The surprise was Allison and Rick knew each other. One of her patients had been brought into the Cedars-Sinai ER after a car wreck and Rick had been the surgeon on duty.

They talked shop, I played host, Milo ate and fidgeted. Toward the end of the evening, he drew me aside. “Nice girl, Alex. Not that you need my approval.” Sounding as if someone had prodded him to make the speech.

Since then, he’d seldom mentioned her.

“A few more blocks,” he said. “How’s the pooch?”

“I hear he’s fine.”

A moment later: “Robin and I got together a couple of times for coffee.”

Surprise, surprise.

“Nothing wrong with that,” I said.

“You’re pissed.”

“Why would I be pissed?”

“You sound pissed.”

“I’m not pissed. Where do I turn?”

“Two more blocks, then a right,” he said. “Okay, I keep my trap Crazy-Glued shut. Even though all these years you’ve been telling me I should express my feelings.”

“Express away,” I said.

“That guy she’s with—”

“He has a name. Tim.”

“Tim’s a wimp.”

“Give it up, Milo.”

“Give what up?”

“Reconciliation fantasies.”

“I—”

“When you saw her was she pining for me?”

Silence.

“Whoa,” he said.

“Right turn here?”

“Yeah.”

Light and Space’s neighbors were a plating plant and a wholesaler of plastic signs. The gallery’s warehouse origins were obvious: brick-faced, tar-roofed, three segmented steel overhead doors in front, instead of a window. Black plastic letters above the central door read LIGHT AND SPACE: AN ART PLACE. Stout combination locks secured the outer doors but the one in the middle was held in place by a single dead bolt that responded to a key on Milo’s ring. He pushed, and the metal panel slid upward into a pocket.

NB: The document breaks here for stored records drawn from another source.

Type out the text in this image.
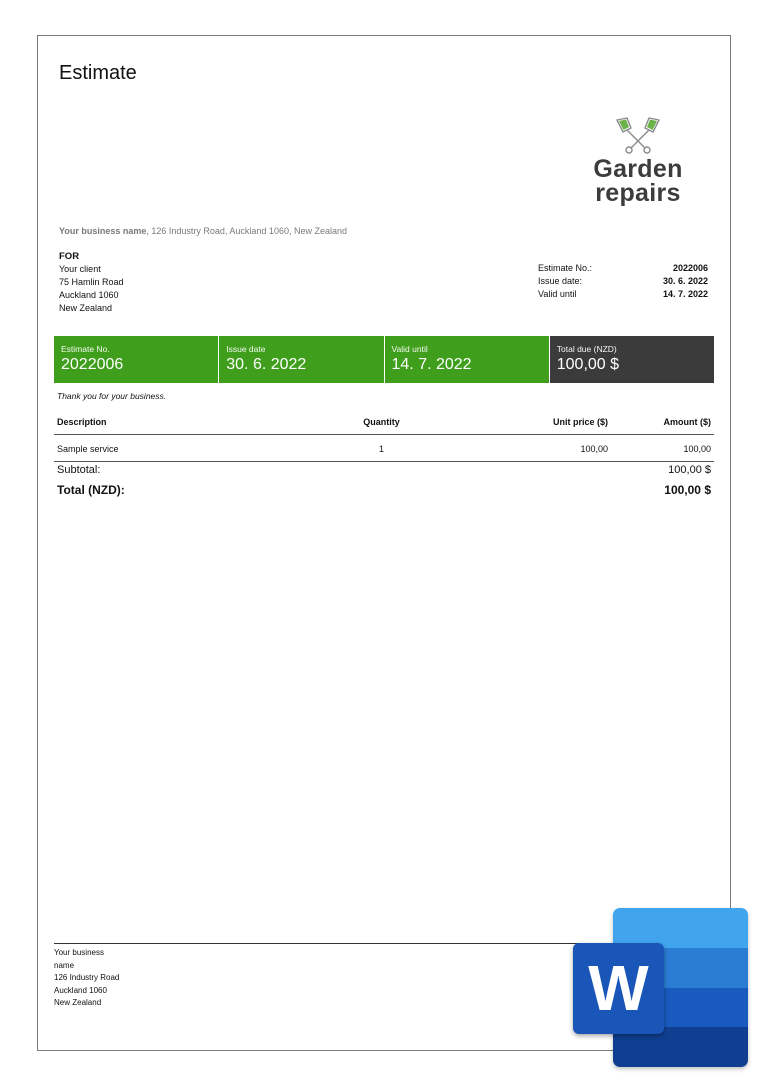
Estimate
Garden
repairs
Your business name, 126 Industry Road, Auckland 1060, New Zealand
FOR
Your client
75 Hamlin Road
Auckland 1060
New Zealand
Estimate No.:	2022006
Issue date:	30. 6. 2022
Valid until	14. 7. 2022
Estimate No.
2022006
Issue date
30. 6. 2022
Valid until
14. 7. 2022
Total due (NZD)
100,00 $
Thank you for your business.
Description	Quantity	Unit price ($)	Amount ($)
Sample service	1	100,00	100,00
Subtotal:	100,00 $
Total (NZD):	100,00 $
Your business
name
126 Industry Road
Auckland 1060
New Zealand	W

“They gave you a key?” I said.

“My honest face,” he said, stepping inside and flicking on lights.

The interior was five thousand square feet or so. Walls painted that vanilla white that brings out the best in art, gray cement floors, twenty-foot ceilings thatched by ductwork, high-focus spotlights fixed upon several large, unframed canvases.

No furniture except for a desk up front, bearing brochures and a CD player. The nearest wall was lettered in the same black plastic used on the outside of the building.

Juliet Kipper

Air and Image

Same title on the brochures. I picked one up, skimmed a few paragraphs of art-speak, flipped to a black-and-white headshot of the artist.

Juliet Kipper had posed in a black turtleneck and no jewelry, her face pallid against a gray matte background. Squarish face, not unpretty under chopped, platinum hair. Pale eyes, deep-set and watchful, challenged the camera. Her mouth was grim—tugged down at the corners. High, uneven bangs exposed a furrowed forehead. Concentrating hard. Or burdened. She’d made an effort to look the part of the troubled artist, or it had come naturally.